Austin_Salgat · April 10, 2018, 11:00pm

What hardware are you running on? This includes cpu, drive type, amount of RAM? The biggest bottlenecks for EventStore are first your drive type (since eventstore may do a lot of random access on the drive) followed by your memory (which uses memory mapping to cache as much of the database to memory as possible).

rasmus · April 11, 2018, 8:25am

Hi Austin, thank you for the reply.

CPU and RAM:

We are running on google cloud. The eventstore is assigned to a machine of type n1-standard-1, a “Standard machine type with 1 virtual CPU and 3.75 GB of memory”.

(https://cloud.google.com/compute/docs/machine-types, they have this footnote: For the n1 series of machine types, a virtual CPU is implemented as a single hardware hyper-thread on a 2.6 GHz Intel Xeon E5 (Sandy Bridge), 2.5 GHz Intel Xeon E5 v2 (Ivy Bridge), 2.3 GHz Intel Xeon E5 v3 (Haswell), 2.2 GHz Intel Xeon E5 v4 (Broadwell), or 2.0 GHz Intel Skylake (Skylake).)

We have tried with a n1-highcpu-4, a “High-CPU machine type with 4 virtual CPUs and 3.60 GB of memory”, which seems to help some.

Drive:

The eventstore is writing to a persistent volume of type pd-ssd. I believe that translates to a SSD persistent disk as described here: https://cloud.google.com/compute/docs/disks/#pdspecs

Austin_Salgat · April 12, 2018, 12:56am

My best suggestion is to increase your instance to one with more memory available. For us this upgrade represented one of our biggest jumps in performance and stability. I would start with n1-standard-2 since that doubles both your virtual cores (which helps with projections) and doubles your memory to give the OS a lot more caching ability (I would even consider n1-highmem-2).

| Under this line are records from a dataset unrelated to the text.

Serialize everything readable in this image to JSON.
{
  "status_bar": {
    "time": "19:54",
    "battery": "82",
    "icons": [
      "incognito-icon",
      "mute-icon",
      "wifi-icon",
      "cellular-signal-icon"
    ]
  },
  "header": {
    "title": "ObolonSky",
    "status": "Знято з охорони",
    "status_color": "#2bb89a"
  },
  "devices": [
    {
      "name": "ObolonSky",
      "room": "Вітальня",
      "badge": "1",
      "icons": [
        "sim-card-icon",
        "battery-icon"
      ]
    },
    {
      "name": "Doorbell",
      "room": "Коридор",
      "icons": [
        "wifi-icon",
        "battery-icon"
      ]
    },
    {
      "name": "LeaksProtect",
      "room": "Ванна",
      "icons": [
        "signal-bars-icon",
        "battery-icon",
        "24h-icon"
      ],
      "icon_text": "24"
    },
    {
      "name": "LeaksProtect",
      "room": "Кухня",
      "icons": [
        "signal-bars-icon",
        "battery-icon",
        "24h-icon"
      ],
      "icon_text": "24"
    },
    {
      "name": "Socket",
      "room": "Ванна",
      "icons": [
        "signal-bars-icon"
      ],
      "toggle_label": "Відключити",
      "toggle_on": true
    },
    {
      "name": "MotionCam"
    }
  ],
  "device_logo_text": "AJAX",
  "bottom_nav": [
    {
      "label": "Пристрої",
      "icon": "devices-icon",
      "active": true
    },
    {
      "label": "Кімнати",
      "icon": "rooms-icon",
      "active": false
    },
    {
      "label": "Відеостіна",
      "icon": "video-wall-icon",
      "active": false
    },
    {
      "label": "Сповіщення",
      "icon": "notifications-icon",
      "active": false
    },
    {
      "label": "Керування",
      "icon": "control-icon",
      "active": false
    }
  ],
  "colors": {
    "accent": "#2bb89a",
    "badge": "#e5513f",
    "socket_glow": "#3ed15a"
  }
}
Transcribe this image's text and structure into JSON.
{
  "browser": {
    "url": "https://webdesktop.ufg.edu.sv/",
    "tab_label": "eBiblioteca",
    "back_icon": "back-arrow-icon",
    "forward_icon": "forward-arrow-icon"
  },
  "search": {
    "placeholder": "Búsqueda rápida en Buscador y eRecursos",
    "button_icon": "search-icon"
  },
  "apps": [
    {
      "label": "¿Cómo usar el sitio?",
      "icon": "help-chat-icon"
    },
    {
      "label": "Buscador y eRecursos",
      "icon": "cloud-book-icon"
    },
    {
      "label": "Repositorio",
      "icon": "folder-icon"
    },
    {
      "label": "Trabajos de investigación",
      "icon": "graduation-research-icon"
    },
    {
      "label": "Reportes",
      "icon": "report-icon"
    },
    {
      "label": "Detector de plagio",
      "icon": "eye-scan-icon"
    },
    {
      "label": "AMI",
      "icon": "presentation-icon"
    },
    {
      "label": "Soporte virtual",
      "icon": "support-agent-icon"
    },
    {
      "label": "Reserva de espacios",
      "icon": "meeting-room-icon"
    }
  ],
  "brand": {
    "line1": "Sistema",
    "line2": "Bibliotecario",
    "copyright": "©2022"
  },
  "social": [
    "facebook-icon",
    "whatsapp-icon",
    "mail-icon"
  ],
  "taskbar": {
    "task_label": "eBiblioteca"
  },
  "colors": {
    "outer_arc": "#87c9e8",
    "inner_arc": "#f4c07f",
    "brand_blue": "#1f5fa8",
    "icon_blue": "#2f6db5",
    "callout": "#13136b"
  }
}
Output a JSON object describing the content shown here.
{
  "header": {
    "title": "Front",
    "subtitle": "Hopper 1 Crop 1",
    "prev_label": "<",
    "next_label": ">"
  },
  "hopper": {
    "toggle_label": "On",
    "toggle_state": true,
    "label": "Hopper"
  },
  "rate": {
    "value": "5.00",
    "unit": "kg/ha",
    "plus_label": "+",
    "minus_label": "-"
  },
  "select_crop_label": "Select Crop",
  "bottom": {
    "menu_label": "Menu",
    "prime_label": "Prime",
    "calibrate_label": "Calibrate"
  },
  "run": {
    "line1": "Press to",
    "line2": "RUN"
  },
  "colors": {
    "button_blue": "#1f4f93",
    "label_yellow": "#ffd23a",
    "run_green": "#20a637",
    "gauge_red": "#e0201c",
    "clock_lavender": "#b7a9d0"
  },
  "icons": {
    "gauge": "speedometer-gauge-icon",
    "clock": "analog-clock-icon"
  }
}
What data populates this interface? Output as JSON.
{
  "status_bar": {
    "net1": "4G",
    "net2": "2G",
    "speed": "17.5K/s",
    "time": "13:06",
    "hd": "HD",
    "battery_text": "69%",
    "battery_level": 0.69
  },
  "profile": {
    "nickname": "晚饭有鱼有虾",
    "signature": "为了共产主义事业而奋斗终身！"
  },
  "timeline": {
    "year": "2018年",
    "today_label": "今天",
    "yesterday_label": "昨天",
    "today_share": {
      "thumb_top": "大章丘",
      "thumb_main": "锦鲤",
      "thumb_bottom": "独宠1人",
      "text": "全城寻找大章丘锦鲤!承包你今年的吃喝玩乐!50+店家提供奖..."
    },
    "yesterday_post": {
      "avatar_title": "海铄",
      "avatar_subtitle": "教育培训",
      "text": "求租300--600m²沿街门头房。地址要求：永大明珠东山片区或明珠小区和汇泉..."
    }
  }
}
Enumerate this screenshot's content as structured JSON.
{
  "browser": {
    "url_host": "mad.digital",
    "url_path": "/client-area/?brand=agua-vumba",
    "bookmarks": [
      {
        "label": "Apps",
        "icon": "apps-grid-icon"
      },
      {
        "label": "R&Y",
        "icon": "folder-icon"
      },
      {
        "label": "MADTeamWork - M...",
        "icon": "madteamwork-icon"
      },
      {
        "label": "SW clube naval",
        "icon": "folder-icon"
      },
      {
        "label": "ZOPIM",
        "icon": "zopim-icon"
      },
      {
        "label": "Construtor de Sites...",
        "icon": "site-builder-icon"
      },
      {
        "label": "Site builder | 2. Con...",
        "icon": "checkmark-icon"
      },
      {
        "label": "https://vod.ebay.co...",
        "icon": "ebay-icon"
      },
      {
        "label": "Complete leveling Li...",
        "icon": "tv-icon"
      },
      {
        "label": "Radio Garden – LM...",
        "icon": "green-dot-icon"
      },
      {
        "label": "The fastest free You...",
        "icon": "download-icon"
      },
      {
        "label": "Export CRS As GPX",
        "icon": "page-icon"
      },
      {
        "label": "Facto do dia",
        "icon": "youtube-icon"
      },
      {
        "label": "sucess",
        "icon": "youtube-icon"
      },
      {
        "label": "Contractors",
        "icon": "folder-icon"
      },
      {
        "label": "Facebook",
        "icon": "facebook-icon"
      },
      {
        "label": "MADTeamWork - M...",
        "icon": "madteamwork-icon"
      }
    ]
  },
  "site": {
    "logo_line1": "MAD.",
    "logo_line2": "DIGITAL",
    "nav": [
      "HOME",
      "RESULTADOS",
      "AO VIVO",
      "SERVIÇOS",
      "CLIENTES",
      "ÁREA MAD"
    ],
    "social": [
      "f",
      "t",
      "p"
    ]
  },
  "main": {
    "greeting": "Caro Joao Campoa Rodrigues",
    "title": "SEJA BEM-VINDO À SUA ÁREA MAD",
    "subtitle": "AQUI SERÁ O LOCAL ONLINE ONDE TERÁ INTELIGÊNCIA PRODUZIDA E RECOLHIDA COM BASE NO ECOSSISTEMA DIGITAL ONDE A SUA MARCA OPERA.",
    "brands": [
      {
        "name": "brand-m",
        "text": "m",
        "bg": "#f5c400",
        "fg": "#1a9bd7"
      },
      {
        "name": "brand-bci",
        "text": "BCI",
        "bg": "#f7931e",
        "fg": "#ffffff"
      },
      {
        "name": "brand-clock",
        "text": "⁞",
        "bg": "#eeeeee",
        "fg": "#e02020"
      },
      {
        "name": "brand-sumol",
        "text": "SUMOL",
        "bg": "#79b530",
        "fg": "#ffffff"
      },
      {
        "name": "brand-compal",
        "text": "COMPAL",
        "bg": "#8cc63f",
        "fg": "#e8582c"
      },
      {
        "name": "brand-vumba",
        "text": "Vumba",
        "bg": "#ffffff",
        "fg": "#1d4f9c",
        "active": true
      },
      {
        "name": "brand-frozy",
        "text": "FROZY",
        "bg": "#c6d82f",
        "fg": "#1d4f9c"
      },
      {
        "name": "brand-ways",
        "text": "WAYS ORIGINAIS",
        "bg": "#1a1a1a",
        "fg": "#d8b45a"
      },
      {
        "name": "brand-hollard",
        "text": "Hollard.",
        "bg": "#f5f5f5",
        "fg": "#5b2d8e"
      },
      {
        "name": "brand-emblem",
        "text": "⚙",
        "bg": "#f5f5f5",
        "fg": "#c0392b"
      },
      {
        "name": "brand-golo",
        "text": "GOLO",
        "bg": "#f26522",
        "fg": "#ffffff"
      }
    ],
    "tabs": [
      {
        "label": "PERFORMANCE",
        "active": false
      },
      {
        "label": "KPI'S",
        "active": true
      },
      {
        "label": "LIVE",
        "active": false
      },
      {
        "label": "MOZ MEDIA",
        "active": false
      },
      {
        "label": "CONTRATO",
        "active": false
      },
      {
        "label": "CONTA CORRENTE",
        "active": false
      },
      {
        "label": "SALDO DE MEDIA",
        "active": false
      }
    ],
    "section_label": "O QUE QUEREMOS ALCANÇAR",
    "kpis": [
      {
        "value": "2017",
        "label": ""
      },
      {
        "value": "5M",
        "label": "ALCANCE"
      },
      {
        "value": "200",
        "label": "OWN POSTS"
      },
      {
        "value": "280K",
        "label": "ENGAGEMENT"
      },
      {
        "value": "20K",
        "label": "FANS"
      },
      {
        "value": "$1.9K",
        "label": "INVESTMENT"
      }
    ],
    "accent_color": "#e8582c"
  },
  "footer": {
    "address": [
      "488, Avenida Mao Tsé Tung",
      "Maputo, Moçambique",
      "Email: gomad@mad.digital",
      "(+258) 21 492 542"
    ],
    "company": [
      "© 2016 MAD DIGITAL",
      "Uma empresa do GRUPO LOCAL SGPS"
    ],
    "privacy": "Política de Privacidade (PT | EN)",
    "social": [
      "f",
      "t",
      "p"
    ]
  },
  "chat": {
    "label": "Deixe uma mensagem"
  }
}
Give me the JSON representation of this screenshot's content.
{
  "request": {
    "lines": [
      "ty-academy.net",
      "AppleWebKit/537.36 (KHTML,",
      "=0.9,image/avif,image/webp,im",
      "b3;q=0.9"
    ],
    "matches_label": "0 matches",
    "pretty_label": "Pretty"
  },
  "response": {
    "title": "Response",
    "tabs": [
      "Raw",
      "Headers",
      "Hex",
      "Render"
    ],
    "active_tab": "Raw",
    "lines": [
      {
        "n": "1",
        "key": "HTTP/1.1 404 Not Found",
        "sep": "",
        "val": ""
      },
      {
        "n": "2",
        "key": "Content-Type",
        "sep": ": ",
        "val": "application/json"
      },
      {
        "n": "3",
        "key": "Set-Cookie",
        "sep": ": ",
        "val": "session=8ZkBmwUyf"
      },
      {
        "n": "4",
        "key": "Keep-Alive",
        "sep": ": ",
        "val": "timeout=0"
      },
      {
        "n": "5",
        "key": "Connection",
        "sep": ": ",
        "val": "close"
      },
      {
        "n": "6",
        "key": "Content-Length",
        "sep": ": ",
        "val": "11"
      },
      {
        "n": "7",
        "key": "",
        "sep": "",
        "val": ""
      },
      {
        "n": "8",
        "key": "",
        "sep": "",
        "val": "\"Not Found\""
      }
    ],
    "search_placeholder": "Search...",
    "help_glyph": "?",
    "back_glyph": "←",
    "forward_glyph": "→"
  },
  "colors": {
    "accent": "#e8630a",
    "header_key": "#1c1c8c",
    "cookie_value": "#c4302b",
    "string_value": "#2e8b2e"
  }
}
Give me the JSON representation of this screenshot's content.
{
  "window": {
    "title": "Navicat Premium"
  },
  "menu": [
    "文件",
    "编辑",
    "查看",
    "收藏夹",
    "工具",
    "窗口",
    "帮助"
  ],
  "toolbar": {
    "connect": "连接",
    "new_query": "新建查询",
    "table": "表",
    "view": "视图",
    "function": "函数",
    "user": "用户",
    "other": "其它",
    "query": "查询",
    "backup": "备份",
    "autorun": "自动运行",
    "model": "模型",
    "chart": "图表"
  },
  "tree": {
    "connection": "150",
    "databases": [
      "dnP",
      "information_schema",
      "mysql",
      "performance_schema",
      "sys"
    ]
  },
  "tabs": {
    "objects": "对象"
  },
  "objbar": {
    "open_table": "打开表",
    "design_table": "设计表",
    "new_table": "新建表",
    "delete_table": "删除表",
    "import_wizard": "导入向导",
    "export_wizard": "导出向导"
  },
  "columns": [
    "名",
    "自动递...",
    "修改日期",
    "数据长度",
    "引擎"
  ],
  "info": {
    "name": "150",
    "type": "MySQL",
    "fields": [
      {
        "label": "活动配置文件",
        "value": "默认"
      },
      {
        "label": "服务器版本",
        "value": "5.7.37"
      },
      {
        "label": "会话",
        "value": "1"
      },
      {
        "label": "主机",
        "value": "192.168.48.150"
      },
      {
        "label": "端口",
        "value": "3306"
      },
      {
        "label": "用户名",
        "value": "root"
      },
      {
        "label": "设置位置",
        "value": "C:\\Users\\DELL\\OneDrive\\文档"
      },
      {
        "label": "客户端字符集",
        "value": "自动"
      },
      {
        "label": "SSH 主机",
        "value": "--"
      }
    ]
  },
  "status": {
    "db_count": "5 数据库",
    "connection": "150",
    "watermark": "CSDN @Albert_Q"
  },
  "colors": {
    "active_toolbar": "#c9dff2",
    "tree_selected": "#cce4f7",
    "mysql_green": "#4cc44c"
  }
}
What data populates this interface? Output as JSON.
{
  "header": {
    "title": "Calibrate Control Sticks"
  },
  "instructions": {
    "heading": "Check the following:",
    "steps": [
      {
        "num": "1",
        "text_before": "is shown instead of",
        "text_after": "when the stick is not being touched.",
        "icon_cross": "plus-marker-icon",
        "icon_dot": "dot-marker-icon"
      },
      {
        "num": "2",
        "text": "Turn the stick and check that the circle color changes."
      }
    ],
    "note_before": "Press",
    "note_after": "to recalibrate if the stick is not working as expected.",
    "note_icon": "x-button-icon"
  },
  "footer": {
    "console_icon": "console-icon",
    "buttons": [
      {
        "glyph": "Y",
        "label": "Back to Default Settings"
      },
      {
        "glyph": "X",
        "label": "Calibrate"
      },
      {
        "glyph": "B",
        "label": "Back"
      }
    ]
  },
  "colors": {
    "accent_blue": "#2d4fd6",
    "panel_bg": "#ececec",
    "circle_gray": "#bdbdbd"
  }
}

Greg_Young1 · April 12, 2018, 5:59am

Running with networked disks will always run into occasional issues (no matter which platform you are on, tcp sockets occasionally break etc). How often are you seeing this? Also running on a larger node would likely solve some issues.

rasmus · April 13, 2018, 3:01pm

Thanks both of you, running on a bigger node does indeed seem to alleviate the SLOW messages. However, messages are still not coming through, it looks like perhaps subscriptions have stopped, will open a separate ticket on this.